No segundo dia, o debate “negócios de cozinha” contou com a participação de Rodrigo Castelo (Taberna Ó Balcão), João Correia (Dois Petiscos), Paulo Morais (Rabo D’ Pêxe), Miguel Peres (Pigmeu), António Loureiro (A Cozinha) e Júlio Pereira (Choupana Hills). Cada um dos chefs falou do seu percurso e dos seus projectos, a maior parte deles sediados em Santarém.

Durante a tarde, os holofotes incidiram sobre Carlos Fernandes e Sérgio Antunes, chef pasteleiro e sommelier do Loco, do chef Alexandre Silva. O conceito é inusitado e muito arriscado, quer pela própria cozinha que procura ir além do óbvio, quer pelo serviço que procura desafiar o cliente em vários momentos da refeição.

João Rodrigues, do Feitoria, brilhou com toda a simplicidade e simultaneamente com a riqueza da sua cozinha. Ingredientes frescos, únicos e que contam muitas histórias, como é o caso do berbigão bicudo, uma espécie que é capturada a 70 metros de profundidade nos mares portugueses. É o exemplo perfeito de less is more.

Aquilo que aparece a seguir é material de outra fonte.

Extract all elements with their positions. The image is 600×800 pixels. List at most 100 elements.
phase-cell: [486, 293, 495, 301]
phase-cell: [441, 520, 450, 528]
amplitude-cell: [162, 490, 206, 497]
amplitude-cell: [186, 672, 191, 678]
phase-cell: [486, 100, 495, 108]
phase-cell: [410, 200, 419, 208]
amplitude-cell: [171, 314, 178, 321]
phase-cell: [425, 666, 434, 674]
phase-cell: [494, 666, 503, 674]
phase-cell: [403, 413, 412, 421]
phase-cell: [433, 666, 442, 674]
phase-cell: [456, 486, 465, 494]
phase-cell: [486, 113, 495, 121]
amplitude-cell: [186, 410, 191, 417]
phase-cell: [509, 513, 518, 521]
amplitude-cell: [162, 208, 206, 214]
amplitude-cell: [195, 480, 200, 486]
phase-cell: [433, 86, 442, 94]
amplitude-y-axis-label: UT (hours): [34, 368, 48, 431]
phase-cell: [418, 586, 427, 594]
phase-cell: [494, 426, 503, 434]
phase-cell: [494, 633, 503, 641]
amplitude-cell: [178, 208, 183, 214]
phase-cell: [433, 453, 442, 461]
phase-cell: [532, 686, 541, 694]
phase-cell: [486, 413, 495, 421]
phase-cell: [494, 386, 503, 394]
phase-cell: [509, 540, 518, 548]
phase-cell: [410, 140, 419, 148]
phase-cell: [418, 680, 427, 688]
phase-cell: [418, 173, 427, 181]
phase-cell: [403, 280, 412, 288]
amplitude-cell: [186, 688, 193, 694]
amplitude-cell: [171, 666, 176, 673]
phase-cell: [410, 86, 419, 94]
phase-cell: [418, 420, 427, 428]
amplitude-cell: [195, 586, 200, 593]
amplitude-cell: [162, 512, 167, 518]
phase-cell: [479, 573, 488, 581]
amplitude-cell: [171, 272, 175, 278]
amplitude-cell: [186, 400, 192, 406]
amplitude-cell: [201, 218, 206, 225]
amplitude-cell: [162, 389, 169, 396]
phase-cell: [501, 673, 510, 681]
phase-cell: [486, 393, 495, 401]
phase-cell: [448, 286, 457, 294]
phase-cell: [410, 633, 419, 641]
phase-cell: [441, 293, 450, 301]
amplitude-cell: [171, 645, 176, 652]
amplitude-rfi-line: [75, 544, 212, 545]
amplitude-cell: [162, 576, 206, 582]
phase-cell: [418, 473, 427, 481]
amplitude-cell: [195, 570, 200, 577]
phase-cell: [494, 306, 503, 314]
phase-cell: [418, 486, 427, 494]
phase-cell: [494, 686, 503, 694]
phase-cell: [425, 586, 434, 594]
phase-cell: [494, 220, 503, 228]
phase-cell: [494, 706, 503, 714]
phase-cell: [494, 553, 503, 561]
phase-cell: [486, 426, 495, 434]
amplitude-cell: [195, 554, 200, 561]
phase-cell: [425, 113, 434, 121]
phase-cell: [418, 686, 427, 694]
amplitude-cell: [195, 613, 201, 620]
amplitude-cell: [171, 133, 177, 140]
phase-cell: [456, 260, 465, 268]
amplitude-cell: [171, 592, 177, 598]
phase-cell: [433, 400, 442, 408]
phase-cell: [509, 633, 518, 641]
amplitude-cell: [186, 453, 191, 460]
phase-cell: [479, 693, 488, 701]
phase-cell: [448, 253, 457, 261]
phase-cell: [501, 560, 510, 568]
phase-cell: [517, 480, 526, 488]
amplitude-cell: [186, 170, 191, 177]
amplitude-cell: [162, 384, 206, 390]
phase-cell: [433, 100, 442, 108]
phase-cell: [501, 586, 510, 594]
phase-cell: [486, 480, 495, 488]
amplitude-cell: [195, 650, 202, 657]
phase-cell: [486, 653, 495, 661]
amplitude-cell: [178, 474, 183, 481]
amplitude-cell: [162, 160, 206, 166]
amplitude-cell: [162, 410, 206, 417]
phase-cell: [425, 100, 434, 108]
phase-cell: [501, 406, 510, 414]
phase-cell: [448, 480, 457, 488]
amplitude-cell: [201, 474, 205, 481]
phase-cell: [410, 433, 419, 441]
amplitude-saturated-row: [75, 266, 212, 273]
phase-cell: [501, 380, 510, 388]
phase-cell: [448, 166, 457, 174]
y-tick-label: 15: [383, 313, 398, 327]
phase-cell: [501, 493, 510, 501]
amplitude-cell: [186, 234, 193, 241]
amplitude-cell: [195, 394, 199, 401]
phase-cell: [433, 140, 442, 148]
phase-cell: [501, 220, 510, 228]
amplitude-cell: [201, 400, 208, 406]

A história de Henrique Sá Pessoa agarrou por completo a audiência. Do basket para a cozinha, uma enorme vontade de conhecer o mundo e definir um estilo próprio que culmina no Alma. Um dos pratos que apresentou – e que pode ser provado no seu restaurante – foi o bacalhau à brás com uma espécie de capa de azeitona e bacalhau e gema confitada, que lhe garante uma aparência completamente diferente face ao prato tradicional.

Por fim, Alexandre Silva encerrou o congresso reforçando o conceito do Loco e todo o processo de abertura.

O Congresso dos Cozinheiros inseriu-se na 1ª edição da Lisbon Food Week, que decorreu de 23 a 30 de Setembro, sendo um agregador de experiências gastronómicas que contou com uma rota de restaurantes, jantares e tertúlias.